Lionel Trilling, On the Teaching of Modern Literature:
In one of his poems, Yeats mocks the literary scholars, the “bald heads forgetful of their sins,” the “old, learned, respectable bald heads,” who edit the poems of the fierce and passionate young men.
Lord, what would they say
Did their Catullus walk this way?
Yeats, of course, is thinking of his own future fate, and no doubt there is all the radical and comical discrepancy that he sees between the poet’s passions and the scholars’ close-eyed concentration on the text. Yet for my own part, when I think of Catullus, I am moved to praise the tact of all those old heads, from Heinsius and Bentley to Munro and Postgate, who worked on Codex G and Codex O and drew conclusions about the lost Codex V – for doing only this and for not trying to realize and demonstrate the true intensity and the true quality and the true cultural meaning of Catullus’s passion and managing to bring it somehow into eventual accord with their respectability and baldness.

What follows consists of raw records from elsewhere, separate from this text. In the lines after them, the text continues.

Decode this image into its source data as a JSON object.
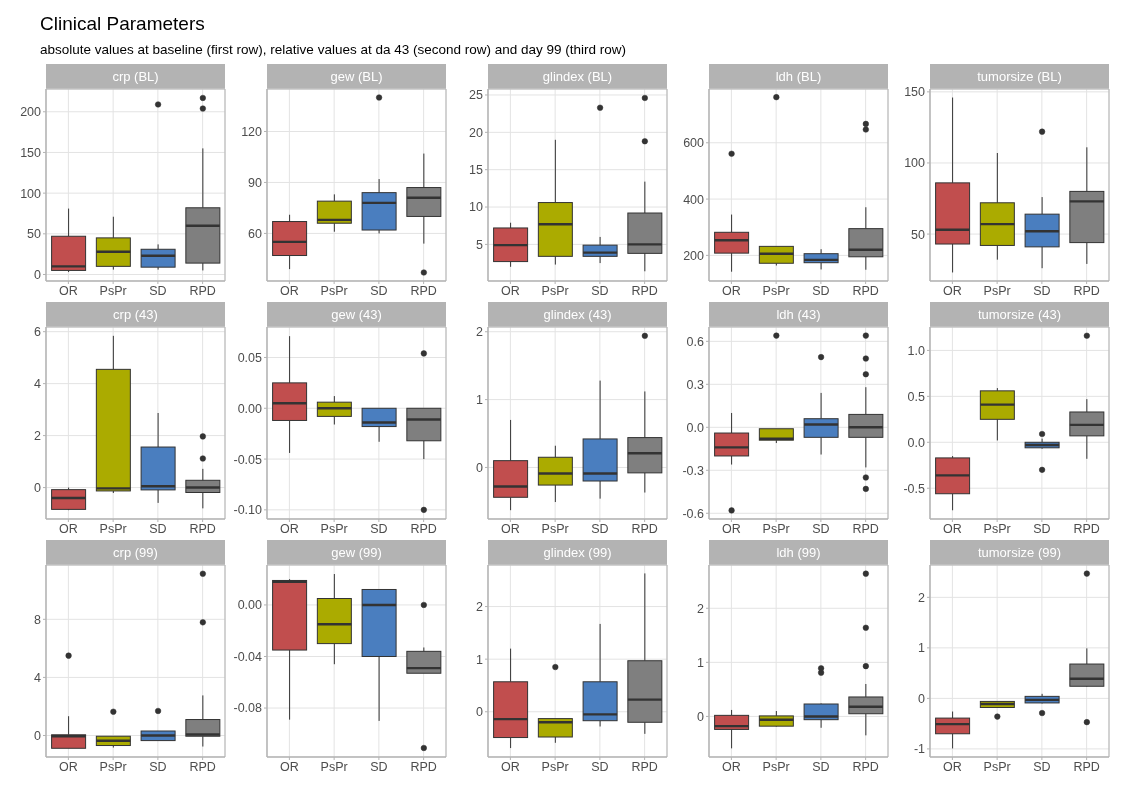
{
  "chart_data": [
    {
      "type": "other",
      "title": "Clinical Parameters",
      "subtitle": "absolute values at baseline (first row), relative values at da 43 (second row) and day 99 (third row)"
    },
    {
      "type": "box",
      "title": "crp (BL)",
      "categories": [
        "OR",
        "PsPr",
        "SD",
        "RPD"
      ],
      "colors": [
        "#c14e4e",
        "#abab00",
        "#4a7ebf",
        "#7f7f7f"
      ],
      "ylim": [
        -8,
        228
      ],
      "yticks": [
        0,
        50,
        100,
        150,
        200
      ],
      "grid": true,
      "boxes": [
        {
          "low": 3,
          "q1": 5,
          "median": 10,
          "q3": 47,
          "high": 81
        },
        {
          "low": 6,
          "q1": 10,
          "median": 28,
          "q3": 45,
          "high": 71
        },
        {
          "low": 6,
          "q1": 9,
          "median": 23,
          "q3": 31,
          "high": 37,
          "outliers": [
            209
          ]
        },
        {
          "low": 5,
          "q1": 14,
          "median": 60,
          "q3": 82,
          "high": 155,
          "outliers": [
            204,
            217
          ]
        }
      ]
    },
    {
      "type": "box",
      "title": "gew (BL)",
      "categories": [
        "OR",
        "PsPr",
        "SD",
        "RPD"
      ],
      "colors": [
        "#c14e4e",
        "#abab00",
        "#4a7ebf",
        "#7f7f7f"
      ],
      "ylim": [
        32,
        145
      ],
      "yticks": [
        60,
        90,
        120
      ],
      "grid": true,
      "boxes": [
        {
          "low": 39,
          "q1": 47,
          "median": 55,
          "q3": 67,
          "high": 71
        },
        {
          "low": 61,
          "q1": 66,
          "median": 68,
          "q3": 79,
          "high": 83
        },
        {
          "low": 60,
          "q1": 62,
          "median": 78,
          "q3": 84,
          "high": 92,
          "outliers": [
            140
          ]
        },
        {
          "low": 54,
          "q1": 70,
          "median": 81,
          "q3": 87,
          "high": 107,
          "outliers": [
            37
          ]
        }
      ]
    },
    {
      "type": "box",
      "title": "glindex (BL)",
      "categories": [
        "OR",
        "PsPr",
        "SD",
        "RPD"
      ],
      "colors": [
        "#c14e4e",
        "#abab00",
        "#4a7ebf",
        "#7f7f7f"
      ],
      "ylim": [
        0.1,
        25.8
      ],
      "yticks": [
        5,
        10,
        15,
        20,
        25
      ],
      "grid": true,
      "boxes": [
        {
          "low": 2,
          "q1": 2.7,
          "median": 4.9,
          "q3": 7.2,
          "high": 7.9
        },
        {
          "low": 2.3,
          "q1": 3.4,
          "median": 7.7,
          "q3": 10.6,
          "high": 19
        },
        {
          "low": 2.5,
          "q1": 3.4,
          "median": 3.9,
          "q3": 4.9,
          "high": 6,
          "outliers": [
            23.3
          ]
        },
        {
          "low": 1.4,
          "q1": 3.8,
          "median": 5,
          "q3": 9.2,
          "high": 13.4,
          "outliers": [
            18.8,
            24.6
          ]
        }
      ]
    },
    {
      "type": "box",
      "title": "ldh (BL)",
      "categories": [
        "OR",
        "PsPr",
        "SD",
        "RPD"
      ],
      "colors": [
        "#c14e4e",
        "#abab00",
        "#4a7ebf",
        "#7f7f7f"
      ],
      "ylim": [
        109,
        791
      ],
      "yticks": [
        200,
        400,
        600
      ],
      "grid": true,
      "boxes": [
        {
          "low": 142,
          "q1": 208,
          "median": 254,
          "q3": 282,
          "high": 345,
          "outliers": [
            561
          ]
        },
        {
          "low": 164,
          "q1": 172,
          "median": 206,
          "q3": 232,
          "high": 232,
          "outliers": [
            762
          ]
        },
        {
          "low": 150,
          "q1": 174,
          "median": 184,
          "q3": 206,
          "high": 222
        },
        {
          "low": 149,
          "q1": 195,
          "median": 220,
          "q3": 295,
          "high": 371,
          "outliers": [
            647,
            667
          ]
        }
      ]
    },
    {
      "type": "box",
      "title": "tumorsize (BL)",
      "categories": [
        "OR",
        "PsPr",
        "SD",
        "RPD"
      ],
      "colors": [
        "#c14e4e",
        "#abab00",
        "#4a7ebf",
        "#7f7f7f"
      ],
      "ylim": [
        17,
        152
      ],
      "yticks": [
        50,
        100,
        150
      ],
      "grid": true,
      "boxes": [
        {
          "low": 23,
          "q1": 43,
          "median": 53,
          "q3": 86,
          "high": 146
        },
        {
          "low": 32,
          "q1": 42,
          "median": 57,
          "q3": 72,
          "high": 107
        },
        {
          "low": 26,
          "q1": 41,
          "median": 52,
          "q3": 64,
          "high": 76,
          "outliers": [
            122
          ]
        },
        {
          "low": 29,
          "q1": 44,
          "median": 73,
          "q3": 80,
          "high": 111
        }
      ]
    },
    {
      "type": "box",
      "title": "crp (43)",
      "categories": [
        "OR",
        "PsPr",
        "SD",
        "RPD"
      ],
      "colors": [
        "#c14e4e",
        "#abab00",
        "#4a7ebf",
        "#7f7f7f"
      ],
      "ylim": [
        -1.21,
        6.18
      ],
      "yticks": [
        0,
        2,
        4,
        6
      ],
      "grid": true,
      "boxes": [
        {
          "low": -0.87,
          "q1": -0.84,
          "median": -0.4,
          "q3": -0.08,
          "high": 0
        },
        {
          "low": -0.21,
          "q1": -0.13,
          "median": -0.03,
          "q3": 4.55,
          "high": 5.84
        },
        {
          "low": -0.59,
          "q1": -0.09,
          "median": 0.05,
          "q3": 1.56,
          "high": 2.87
        },
        {
          "low": -0.8,
          "q1": -0.19,
          "median": 0,
          "q3": 0.28,
          "high": 0.72,
          "outliers": [
            1.12,
            1.97
          ]
        }
      ]
    },
    {
      "type": "box",
      "title": "gew (43)",
      "categories": [
        "OR",
        "PsPr",
        "SD",
        "RPD"
      ],
      "colors": [
        "#c14e4e",
        "#abab00",
        "#4a7ebf",
        "#7f7f7f"
      ],
      "ylim": [
        -0.109,
        0.08
      ],
      "yticks": [
        {
          "value": -0.1,
          "label": "-0.10"
        },
        -0.05,
        {
          "value": 0,
          "label": "0.00"
        },
        0.05
      ],
      "grid": true,
      "boxes": [
        {
          "low": -0.044,
          "q1": -0.012,
          "median": 0.005,
          "q3": 0.025,
          "high": 0.071
        },
        {
          "low": -0.016,
          "q1": -0.008,
          "median": 0,
          "q3": 0.006,
          "high": 0.012
        },
        {
          "low": -0.033,
          "q1": -0.018,
          "median": -0.014,
          "q3": 0,
          "high": 0
        },
        {
          "low": -0.05,
          "q1": -0.032,
          "median": -0.011,
          "q3": 0,
          "high": 0,
          "outliers": [
            0.054,
            -0.1
          ]
        }
      ]
    },
    {
      "type": "box",
      "title": "glindex (43)",
      "categories": [
        "OR",
        "PsPr",
        "SD",
        "RPD"
      ],
      "colors": [
        "#c14e4e",
        "#abab00",
        "#4a7ebf",
        "#7f7f7f"
      ],
      "ylim": [
        -0.76,
        2.07
      ],
      "yticks": [
        0,
        1,
        2
      ],
      "grid": true,
      "boxes": [
        {
          "low": -0.63,
          "q1": -0.44,
          "median": -0.28,
          "q3": 0.1,
          "high": 0.7
        },
        {
          "low": -0.51,
          "q1": -0.26,
          "median": -0.09,
          "q3": 0.15,
          "high": 0.32
        },
        {
          "low": -0.46,
          "q1": -0.2,
          "median": -0.09,
          "q3": 0.42,
          "high": 1.28
        },
        {
          "low": -0.37,
          "q1": -0.08,
          "median": 0.21,
          "q3": 0.44,
          "high": 1.12,
          "outliers": [
            1.94
          ]
        }
      ]
    },
    {
      "type": "box",
      "title": "ldh (43)",
      "categories": [
        "OR",
        "PsPr",
        "SD",
        "RPD"
      ],
      "colors": [
        "#c14e4e",
        "#abab00",
        "#4a7ebf",
        "#7f7f7f"
      ],
      "ylim": [
        -0.64,
        0.7
      ],
      "yticks": [
        -0.6,
        -0.3,
        {
          "value": 0,
          "label": "0.0"
        },
        0.3,
        0.6
      ],
      "grid": true,
      "boxes": [
        {
          "low": -0.26,
          "q1": -0.2,
          "median": -0.14,
          "q3": -0.04,
          "high": 0.1,
          "outliers": [
            -0.58
          ]
        },
        {
          "low": -0.11,
          "q1": -0.09,
          "median": -0.08,
          "q3": -0.01,
          "high": -0.01,
          "outliers": [
            0.64
          ]
        },
        {
          "low": -0.19,
          "q1": -0.07,
          "median": 0.02,
          "q3": 0.06,
          "high": 0.24,
          "outliers": [
            0.49
          ]
        },
        {
          "low": -0.28,
          "q1": -0.07,
          "median": 0,
          "q3": 0.09,
          "high": 0.28,
          "outliers": [
            -0.43,
            -0.35,
            0.37,
            0.48,
            0.64
          ]
        }
      ]
    },
    {
      "type": "box",
      "title": "tumorsize (43)",
      "categories": [
        "OR",
        "PsPr",
        "SD",
        "RPD"
      ],
      "colors": [
        "#c14e4e",
        "#abab00",
        "#4a7ebf",
        "#7f7f7f"
      ],
      "ylim": [
        -0.835,
        1.255
      ],
      "yticks": [
        -0.5,
        {
          "value": 0,
          "label": "0.0"
        },
        0.5,
        {
          "value": 1,
          "label": "1.0"
        }
      ],
      "grid": true,
      "boxes": [
        {
          "low": -0.74,
          "q1": -0.56,
          "median": -0.36,
          "q3": -0.17,
          "high": -0.15
        },
        {
          "low": 0.02,
          "q1": 0.25,
          "median": 0.41,
          "q3": 0.56,
          "high": 0.59
        },
        {
          "low": -0.07,
          "q1": -0.06,
          "median": -0.03,
          "q3": 0,
          "high": 0.04,
          "outliers": [
            -0.3,
            0.09
          ]
        },
        {
          "low": -0.18,
          "q1": 0.07,
          "median": 0.19,
          "q3": 0.33,
          "high": 0.47,
          "outliers": [
            1.16
          ]
        }
      ]
    },
    {
      "type": "box",
      "title": "crp (99)",
      "categories": [
        "OR",
        "PsPr",
        "SD",
        "RPD"
      ],
      "colors": [
        "#c14e4e",
        "#abab00",
        "#4a7ebf",
        "#7f7f7f"
      ],
      "ylim": [
        -1.48,
        11.74
      ],
      "yticks": [
        0,
        4,
        8
      ],
      "grid": true,
      "boxes": [
        {
          "low": -0.88,
          "q1": -0.88,
          "median": -0.05,
          "q3": 0.05,
          "high": 1.33,
          "outliers": [
            5.5
          ]
        },
        {
          "low": -0.83,
          "q1": -0.69,
          "median": -0.36,
          "q3": -0.05,
          "high": -0.05,
          "outliers": [
            1.64
          ]
        },
        {
          "low": -0.35,
          "q1": -0.35,
          "median": 0,
          "q3": 0.31,
          "high": 0.31,
          "outliers": [
            1.69
          ]
        },
        {
          "low": -0.76,
          "q1": -0.05,
          "median": 0.07,
          "q3": 1.1,
          "high": 2.76,
          "outliers": [
            7.79,
            11.14
          ]
        }
      ]
    },
    {
      "type": "box",
      "title": "gew (99)",
      "categories": [
        "OR",
        "PsPr",
        "SD",
        "RPD"
      ],
      "colors": [
        "#c14e4e",
        "#abab00",
        "#4a7ebf",
        "#7f7f7f"
      ],
      "ylim": [
        -0.118,
        0.031
      ],
      "yticks": [
        -0.08,
        -0.04,
        {
          "value": 0,
          "label": "0.00"
        }
      ],
      "grid": true,
      "boxes": [
        {
          "low": -0.089,
          "q1": -0.035,
          "median": 0.018,
          "q3": 0.019,
          "high": 0.02
        },
        {
          "low": -0.046,
          "q1": -0.03,
          "median": -0.015,
          "q3": 0.005,
          "high": 0.024
        },
        {
          "low": -0.09,
          "q1": -0.04,
          "median": 0,
          "q3": 0.012,
          "high": 0.012
        },
        {
          "low": -0.053,
          "q1": -0.053,
          "median": -0.049,
          "q3": -0.036,
          "high": -0.033,
          "outliers": [
            0,
            -0.111
          ]
        }
      ]
    },
    {
      "type": "box",
      "title": "glindex (99)",
      "categories": [
        "OR",
        "PsPr",
        "SD",
        "RPD"
      ],
      "colors": [
        "#c14e4e",
        "#abab00",
        "#4a7ebf",
        "#7f7f7f"
      ],
      "ylim": [
        -0.86,
        2.79
      ],
      "yticks": [
        0,
        1,
        2
      ],
      "grid": true,
      "boxes": [
        {
          "low": -0.69,
          "q1": -0.49,
          "median": -0.14,
          "q3": 0.57,
          "high": 1.2
        },
        {
          "low": -0.59,
          "q1": -0.48,
          "median": -0.2,
          "q3": -0.13,
          "high": -0.13,
          "outliers": [
            0.85
          ]
        },
        {
          "low": -0.28,
          "q1": -0.17,
          "median": -0.05,
          "q3": 0.57,
          "high": 1.67
        },
        {
          "low": -0.42,
          "q1": -0.2,
          "median": 0.23,
          "q3": 0.97,
          "high": 2.63
        }
      ]
    },
    {
      "type": "box",
      "title": "ldh (99)",
      "categories": [
        "OR",
        "PsPr",
        "SD",
        "RPD"
      ],
      "colors": [
        "#c14e4e",
        "#abab00",
        "#4a7ebf",
        "#7f7f7f"
      ],
      "ylim": [
        -0.75,
        2.8
      ],
      "yticks": [
        0,
        1,
        2
      ],
      "grid": true,
      "boxes": [
        {
          "low": -0.59,
          "q1": -0.24,
          "median": -0.18,
          "q3": 0.02,
          "high": 0.12
        },
        {
          "low": -0.19,
          "q1": -0.18,
          "median": -0.06,
          "q3": 0.01,
          "high": 0.1
        },
        {
          "low": -0.21,
          "q1": -0.06,
          "median": 0,
          "q3": 0.23,
          "high": 0.24,
          "outliers": [
            0.81,
            0.89
          ]
        },
        {
          "low": -0.35,
          "q1": 0.05,
          "median": 0.18,
          "q3": 0.36,
          "high": 0.6,
          "outliers": [
            0.93,
            1.64,
            2.64
          ]
        }
      ]
    },
    {
      "type": "box",
      "title": "tumorsize (99)",
      "categories": [
        "OR",
        "PsPr",
        "SD",
        "RPD"
      ],
      "colors": [
        "#c14e4e",
        "#abab00",
        "#4a7ebf",
        "#7f7f7f"
      ],
      "ylim": [
        -1.16,
        2.64
      ],
      "yticks": [
        -1,
        0,
        1,
        2
      ],
      "grid": true,
      "boxes": [
        {
          "low": -0.99,
          "q1": -0.7,
          "median": -0.51,
          "q3": -0.39,
          "high": -0.26
        },
        {
          "low": -0.18,
          "q1": -0.18,
          "median": -0.11,
          "q3": -0.06,
          "high": -0.06,
          "outliers": [
            -0.36
          ]
        },
        {
          "low": -0.1,
          "q1": -0.09,
          "median": -0.03,
          "q3": 0.04,
          "high": 0.09,
          "outliers": [
            -0.29
          ]
        },
        {
          "low": 0.23,
          "q1": 0.24,
          "median": 0.39,
          "q3": 0.68,
          "high": 0.99,
          "outliers": [
            -0.47,
            2.47
          ]
        }
      ]
    }
  ]
}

Nowadays we who deal with books in universities live in fear that the World, which we imagine to be a vital, palpitating, reality-loving World, will think of us as old, respectable, and bald, and we see to it that in our dealings with Yeats (to take him as the example) his wild cry of rage and sexuality is heard by our students and quite thoroughly understood by them as – what is it that we usually call it? – a significant expression of our culture. The exasperation of Lawrence and the subversiveness of Gide, by the time we have dealt with them boldly, and straightforwardly, are notable instances of the alienation of modern man as exemplified by the artist.